NasionalPolitik

Khawatir Ada Potensi Tumpang Tindih Kebijakan antara Lembaga Penegak Hukum, Pengamat Hukum Tata Negara Soroti RUU KUHP

89
×

Khawatir Ada Potensi Tumpang Tindih Kebijakan antara Lembaga Penegak Hukum, Pengamat Hukum Tata Negara Soroti RUU KUHP

Sebarkan artikel ini
Pengamat Hukum Tata Negara Abd. R. Rorano S. Abubakar

Jakarta, faktapers.id – Pengamat Hukum Tata Negara Abd. R. Rorano S. Abubakar mengemukakan pandangannya mengenai Rancangan Undang-Undang Kitab Undang-Undang Hukum Acara Pidana (RUU KUHAP).
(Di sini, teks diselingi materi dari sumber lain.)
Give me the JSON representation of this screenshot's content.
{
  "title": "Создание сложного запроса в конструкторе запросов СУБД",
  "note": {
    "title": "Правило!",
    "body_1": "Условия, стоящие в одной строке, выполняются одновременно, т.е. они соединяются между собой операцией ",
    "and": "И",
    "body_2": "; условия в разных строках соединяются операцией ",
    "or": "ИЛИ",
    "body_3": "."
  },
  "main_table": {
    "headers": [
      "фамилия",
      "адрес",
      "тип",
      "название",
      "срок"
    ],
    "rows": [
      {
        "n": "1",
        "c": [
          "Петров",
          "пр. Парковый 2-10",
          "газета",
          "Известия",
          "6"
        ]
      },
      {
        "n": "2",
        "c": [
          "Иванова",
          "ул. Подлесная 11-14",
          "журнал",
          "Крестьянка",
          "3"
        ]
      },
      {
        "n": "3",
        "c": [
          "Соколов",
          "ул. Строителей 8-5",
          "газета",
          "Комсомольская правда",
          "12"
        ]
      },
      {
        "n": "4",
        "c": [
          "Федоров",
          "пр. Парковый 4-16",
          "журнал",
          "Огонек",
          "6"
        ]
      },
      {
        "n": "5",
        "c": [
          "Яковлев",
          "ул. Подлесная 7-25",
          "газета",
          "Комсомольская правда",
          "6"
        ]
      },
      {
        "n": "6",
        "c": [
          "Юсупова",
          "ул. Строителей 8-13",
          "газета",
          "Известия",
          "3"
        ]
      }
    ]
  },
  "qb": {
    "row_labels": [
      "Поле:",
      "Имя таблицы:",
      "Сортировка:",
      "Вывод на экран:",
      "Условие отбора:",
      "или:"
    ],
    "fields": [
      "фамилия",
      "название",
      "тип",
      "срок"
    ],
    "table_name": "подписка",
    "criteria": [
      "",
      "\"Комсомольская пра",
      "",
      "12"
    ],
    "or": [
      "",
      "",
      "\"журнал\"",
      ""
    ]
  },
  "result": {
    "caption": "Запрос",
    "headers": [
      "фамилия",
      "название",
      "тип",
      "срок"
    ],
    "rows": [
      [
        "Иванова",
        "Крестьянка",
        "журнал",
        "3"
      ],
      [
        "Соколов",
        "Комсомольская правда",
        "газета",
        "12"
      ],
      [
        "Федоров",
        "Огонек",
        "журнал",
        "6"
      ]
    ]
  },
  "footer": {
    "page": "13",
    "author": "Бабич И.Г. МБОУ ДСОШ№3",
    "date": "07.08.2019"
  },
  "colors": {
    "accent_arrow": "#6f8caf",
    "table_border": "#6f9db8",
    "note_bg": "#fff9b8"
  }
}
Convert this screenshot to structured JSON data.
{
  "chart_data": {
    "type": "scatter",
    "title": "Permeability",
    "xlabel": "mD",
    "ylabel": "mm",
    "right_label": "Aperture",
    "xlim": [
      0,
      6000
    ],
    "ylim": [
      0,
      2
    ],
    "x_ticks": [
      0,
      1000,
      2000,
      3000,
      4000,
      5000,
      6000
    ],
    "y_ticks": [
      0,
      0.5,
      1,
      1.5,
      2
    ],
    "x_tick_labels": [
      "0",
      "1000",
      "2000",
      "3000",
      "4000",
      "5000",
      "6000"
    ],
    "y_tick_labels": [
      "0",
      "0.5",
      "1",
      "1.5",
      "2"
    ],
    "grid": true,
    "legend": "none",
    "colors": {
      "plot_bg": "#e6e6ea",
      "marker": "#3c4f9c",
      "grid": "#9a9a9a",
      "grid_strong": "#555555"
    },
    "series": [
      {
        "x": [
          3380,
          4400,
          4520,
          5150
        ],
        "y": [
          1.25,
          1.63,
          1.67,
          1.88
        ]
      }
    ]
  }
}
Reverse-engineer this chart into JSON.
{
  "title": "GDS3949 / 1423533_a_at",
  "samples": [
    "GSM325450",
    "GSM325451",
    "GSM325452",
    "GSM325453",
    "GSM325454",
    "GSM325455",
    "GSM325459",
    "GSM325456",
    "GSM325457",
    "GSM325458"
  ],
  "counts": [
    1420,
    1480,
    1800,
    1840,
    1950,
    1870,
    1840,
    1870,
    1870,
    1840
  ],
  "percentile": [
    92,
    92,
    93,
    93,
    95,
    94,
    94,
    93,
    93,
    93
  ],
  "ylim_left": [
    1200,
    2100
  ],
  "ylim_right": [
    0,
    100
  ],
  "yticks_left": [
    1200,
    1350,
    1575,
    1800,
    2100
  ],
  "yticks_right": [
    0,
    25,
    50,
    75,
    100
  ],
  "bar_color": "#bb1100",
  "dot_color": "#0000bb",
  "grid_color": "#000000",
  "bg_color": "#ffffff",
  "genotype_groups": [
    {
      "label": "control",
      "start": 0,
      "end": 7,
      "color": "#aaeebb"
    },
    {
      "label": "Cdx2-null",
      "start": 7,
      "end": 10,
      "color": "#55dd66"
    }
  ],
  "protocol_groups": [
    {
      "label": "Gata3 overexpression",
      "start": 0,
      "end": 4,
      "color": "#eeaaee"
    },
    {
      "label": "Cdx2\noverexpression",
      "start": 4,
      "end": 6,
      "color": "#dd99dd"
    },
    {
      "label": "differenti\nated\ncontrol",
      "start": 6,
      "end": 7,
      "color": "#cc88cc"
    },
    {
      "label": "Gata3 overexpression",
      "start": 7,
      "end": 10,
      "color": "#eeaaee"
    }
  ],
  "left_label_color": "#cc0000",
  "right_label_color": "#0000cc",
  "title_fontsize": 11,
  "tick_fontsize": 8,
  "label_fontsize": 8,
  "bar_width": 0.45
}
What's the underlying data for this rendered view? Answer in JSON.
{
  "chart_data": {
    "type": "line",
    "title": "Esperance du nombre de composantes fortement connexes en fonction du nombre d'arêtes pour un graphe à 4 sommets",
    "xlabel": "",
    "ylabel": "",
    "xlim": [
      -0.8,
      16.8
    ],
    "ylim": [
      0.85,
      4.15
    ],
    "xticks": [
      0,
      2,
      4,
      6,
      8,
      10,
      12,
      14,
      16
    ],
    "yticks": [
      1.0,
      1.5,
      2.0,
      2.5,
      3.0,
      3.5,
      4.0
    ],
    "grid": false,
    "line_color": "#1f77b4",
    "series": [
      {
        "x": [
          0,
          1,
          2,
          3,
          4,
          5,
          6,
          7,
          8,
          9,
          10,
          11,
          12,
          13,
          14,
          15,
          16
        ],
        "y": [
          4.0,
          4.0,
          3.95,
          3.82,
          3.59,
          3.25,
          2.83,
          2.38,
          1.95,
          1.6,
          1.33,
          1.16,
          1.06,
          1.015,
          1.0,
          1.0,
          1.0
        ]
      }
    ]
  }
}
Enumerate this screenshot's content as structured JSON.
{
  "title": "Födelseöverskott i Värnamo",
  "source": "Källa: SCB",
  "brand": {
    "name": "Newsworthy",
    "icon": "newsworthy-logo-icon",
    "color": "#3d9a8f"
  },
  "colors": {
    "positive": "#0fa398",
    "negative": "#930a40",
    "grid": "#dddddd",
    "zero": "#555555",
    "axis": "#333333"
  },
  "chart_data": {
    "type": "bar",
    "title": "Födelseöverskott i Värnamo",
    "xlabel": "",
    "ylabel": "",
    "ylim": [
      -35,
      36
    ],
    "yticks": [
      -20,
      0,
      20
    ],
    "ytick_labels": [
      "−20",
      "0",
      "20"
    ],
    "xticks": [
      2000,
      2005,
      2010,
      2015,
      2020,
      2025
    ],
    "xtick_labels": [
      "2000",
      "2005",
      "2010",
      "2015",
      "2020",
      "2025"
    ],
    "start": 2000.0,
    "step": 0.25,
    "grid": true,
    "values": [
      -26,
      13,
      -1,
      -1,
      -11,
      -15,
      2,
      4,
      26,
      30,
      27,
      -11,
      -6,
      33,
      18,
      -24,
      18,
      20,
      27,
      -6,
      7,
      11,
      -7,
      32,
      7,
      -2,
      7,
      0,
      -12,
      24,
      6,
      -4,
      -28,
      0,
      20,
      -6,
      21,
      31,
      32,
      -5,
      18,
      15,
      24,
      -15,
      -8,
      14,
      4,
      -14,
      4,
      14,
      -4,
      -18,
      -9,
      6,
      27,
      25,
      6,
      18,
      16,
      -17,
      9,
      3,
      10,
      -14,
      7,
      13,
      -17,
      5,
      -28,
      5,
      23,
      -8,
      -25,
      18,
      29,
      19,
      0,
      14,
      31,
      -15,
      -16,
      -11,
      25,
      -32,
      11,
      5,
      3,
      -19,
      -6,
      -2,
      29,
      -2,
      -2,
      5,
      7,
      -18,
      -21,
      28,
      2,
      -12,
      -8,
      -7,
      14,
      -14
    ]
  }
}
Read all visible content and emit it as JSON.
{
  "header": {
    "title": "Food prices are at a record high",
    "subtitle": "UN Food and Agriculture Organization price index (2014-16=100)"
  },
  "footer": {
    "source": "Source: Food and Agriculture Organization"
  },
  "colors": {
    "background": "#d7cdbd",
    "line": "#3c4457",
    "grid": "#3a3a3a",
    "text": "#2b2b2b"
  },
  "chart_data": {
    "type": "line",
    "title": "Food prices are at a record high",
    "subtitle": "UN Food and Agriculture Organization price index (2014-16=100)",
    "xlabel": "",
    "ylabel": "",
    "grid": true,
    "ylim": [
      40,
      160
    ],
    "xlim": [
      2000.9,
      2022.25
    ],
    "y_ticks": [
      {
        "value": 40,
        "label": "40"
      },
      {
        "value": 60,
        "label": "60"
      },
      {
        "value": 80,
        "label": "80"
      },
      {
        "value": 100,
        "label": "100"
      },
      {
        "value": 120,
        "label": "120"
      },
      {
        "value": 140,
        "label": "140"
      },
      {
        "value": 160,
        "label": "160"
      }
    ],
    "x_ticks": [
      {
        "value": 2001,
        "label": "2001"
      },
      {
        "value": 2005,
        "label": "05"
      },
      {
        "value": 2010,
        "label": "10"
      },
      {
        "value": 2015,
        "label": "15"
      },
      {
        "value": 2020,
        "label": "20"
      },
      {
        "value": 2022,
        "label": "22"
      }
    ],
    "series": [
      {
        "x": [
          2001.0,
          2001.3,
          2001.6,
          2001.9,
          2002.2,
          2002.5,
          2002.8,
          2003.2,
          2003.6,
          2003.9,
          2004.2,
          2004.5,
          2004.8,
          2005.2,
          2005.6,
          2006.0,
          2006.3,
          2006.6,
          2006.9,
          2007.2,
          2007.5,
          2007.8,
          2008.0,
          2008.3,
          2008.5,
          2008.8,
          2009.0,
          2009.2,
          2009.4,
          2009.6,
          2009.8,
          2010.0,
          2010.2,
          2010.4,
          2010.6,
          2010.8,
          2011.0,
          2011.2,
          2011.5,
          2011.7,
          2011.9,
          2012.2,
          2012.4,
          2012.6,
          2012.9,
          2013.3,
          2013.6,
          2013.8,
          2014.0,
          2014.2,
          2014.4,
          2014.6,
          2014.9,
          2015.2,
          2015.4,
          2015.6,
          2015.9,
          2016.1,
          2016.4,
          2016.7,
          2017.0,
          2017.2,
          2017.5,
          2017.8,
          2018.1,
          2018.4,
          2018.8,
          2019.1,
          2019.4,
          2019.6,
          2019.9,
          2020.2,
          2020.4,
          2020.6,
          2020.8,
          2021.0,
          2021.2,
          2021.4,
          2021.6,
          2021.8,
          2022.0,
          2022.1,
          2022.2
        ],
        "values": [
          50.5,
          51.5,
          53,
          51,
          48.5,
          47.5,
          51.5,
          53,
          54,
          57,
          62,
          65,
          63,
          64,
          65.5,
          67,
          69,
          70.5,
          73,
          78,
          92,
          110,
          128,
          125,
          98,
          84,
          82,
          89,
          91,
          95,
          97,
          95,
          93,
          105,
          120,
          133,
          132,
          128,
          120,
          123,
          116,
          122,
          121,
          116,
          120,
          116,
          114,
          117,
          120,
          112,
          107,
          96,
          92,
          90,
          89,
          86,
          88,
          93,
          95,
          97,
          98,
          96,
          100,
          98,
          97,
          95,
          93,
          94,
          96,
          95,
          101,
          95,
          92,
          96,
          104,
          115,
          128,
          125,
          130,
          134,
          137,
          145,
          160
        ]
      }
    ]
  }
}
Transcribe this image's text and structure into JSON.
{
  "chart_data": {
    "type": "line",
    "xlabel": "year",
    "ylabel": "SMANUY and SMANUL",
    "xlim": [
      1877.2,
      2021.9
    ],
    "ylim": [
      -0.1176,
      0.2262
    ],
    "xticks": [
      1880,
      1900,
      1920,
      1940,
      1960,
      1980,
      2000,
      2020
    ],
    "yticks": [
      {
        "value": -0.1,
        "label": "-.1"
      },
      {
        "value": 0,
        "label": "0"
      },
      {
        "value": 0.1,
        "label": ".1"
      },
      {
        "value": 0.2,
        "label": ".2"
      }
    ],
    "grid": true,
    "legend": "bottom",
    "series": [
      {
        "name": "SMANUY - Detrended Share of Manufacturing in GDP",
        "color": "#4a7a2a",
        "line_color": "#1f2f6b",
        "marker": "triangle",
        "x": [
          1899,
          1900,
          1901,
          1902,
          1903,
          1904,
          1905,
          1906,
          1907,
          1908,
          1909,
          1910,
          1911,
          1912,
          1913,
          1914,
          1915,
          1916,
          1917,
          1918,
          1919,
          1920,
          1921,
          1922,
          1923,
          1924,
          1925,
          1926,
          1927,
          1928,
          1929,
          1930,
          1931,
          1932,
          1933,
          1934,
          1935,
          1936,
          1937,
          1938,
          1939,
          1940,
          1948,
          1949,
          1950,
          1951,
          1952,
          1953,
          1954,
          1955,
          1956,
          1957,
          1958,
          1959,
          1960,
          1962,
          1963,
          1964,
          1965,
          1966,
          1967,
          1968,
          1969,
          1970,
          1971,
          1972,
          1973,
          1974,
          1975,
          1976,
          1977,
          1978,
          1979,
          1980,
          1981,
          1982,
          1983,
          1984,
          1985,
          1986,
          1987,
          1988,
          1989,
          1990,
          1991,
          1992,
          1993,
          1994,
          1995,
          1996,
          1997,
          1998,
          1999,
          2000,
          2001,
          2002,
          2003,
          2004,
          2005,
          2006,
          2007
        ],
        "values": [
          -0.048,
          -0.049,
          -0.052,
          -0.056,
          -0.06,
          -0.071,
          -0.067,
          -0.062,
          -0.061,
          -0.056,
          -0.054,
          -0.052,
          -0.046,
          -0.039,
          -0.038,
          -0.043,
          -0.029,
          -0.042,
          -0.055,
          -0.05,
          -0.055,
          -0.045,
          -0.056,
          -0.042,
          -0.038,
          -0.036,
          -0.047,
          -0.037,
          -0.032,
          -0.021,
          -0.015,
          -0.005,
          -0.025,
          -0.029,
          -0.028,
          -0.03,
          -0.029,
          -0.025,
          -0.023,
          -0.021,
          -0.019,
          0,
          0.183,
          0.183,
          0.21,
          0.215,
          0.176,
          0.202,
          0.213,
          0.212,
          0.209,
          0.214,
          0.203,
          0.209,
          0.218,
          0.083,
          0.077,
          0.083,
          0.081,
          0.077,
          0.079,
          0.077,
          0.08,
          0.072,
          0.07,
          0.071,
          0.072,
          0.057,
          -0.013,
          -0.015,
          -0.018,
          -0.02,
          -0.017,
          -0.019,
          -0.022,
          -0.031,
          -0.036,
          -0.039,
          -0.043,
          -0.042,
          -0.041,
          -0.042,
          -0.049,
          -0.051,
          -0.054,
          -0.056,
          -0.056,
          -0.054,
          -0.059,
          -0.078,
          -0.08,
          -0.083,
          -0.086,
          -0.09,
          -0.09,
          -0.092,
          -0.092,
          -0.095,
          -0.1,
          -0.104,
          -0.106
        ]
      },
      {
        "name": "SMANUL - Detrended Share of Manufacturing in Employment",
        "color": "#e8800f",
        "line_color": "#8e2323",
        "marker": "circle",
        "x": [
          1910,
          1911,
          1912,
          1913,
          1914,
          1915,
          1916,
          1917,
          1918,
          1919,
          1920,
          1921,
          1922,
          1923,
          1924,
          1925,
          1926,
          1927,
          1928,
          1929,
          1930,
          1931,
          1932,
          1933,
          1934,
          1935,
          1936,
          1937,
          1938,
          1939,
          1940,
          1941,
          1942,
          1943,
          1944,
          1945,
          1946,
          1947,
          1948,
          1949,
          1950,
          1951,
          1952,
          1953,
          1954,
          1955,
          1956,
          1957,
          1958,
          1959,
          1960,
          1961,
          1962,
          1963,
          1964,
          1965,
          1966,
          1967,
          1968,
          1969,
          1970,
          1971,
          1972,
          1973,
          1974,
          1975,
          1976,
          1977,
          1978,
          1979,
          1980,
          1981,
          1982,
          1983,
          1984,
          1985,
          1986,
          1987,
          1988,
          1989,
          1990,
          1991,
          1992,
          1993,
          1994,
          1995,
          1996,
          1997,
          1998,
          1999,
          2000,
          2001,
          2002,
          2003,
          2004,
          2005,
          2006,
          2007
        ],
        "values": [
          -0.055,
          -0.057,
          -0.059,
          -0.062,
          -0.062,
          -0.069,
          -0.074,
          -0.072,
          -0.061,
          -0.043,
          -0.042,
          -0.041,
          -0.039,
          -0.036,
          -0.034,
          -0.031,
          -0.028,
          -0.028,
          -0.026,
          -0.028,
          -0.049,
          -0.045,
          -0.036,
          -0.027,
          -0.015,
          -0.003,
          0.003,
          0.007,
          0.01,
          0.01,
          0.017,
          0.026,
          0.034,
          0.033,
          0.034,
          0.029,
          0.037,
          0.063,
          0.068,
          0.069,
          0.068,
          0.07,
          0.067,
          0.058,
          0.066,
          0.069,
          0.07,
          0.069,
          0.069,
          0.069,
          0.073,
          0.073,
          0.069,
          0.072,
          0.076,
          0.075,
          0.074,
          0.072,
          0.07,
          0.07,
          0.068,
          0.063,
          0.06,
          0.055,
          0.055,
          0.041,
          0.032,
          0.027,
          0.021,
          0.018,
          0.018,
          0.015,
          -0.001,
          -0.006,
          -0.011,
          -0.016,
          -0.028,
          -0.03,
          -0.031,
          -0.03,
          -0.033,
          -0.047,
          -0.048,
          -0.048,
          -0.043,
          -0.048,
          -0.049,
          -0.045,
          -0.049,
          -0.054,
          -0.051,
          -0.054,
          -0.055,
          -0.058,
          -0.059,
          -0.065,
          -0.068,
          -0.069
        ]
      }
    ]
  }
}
Menurut Rorano, RUU ini masih menyimpan potensi tumpang tindih kewenangan antara Kepolisian Republik Indonesia (Polri) dan Kejaksaan Agung (Kejagung), yang jika tidak diatasi dapat mengganggu efektivitas sistem peradilan pidana di Indonesia.

“Hemat saya, ada beberapa pasal dalam RUU KUHAP yang belum secara tegas memisahkan kewenangan antara penyidikan oleh Kepolisian dan penuntutan oleh Kejaksaan,” ujar Rorano dalam keterangan resminya, Minggu (20/7/2025).

“Potensi tumpang tindih ini bukan hanya akan menciptakan kebingungan prosedural, tetapi juga bisa menghambat proses hukum secara keseluruhan dan merugikan pencari keadilan.”

Rorano menjelaskan bahwa dalam sistem peradilan yang ideal, sudah semestinya ada pembagian tugas yang jelas antara penyelidikan dan penyidikan (umumnya di tangan Kepolisian) dengan penuntutan (di tangan Kejaksaan). Namun, beberapa ketentuan dalam RUU KUHAP, menurutnya, berpotensi mengaburkan batas ini.

Adapun beberapa poin krusial yang disoroti oleh Rorano terkait potensi tumpang tindih ini, Pertama, Penyidikan Bersama atau Koordinasi yang Belum diatur secara Jelas dalam RUU KUHAP sebab, mekanisme pelaksanaannya bisa jadi belum cukup rinci atau malah membuka celah interpretasi yang berbeda antara kedua institusi. Hal ini dapat menimbulkan perselisihan kewenangan di lapangan.

Kedua, Berkaitan dengan kewenangan Jaksa dalam Tahap Penyidikan. Meskipun Kejaksaan memiliki fungsi pengawasan pra-penuntutan, pemberian kewenangan yang terlalu luas kepada jaksa dalam tahap penyidikan tanpa batasan yang jelas dapat mengganggu independensi penyidik Kepolisian.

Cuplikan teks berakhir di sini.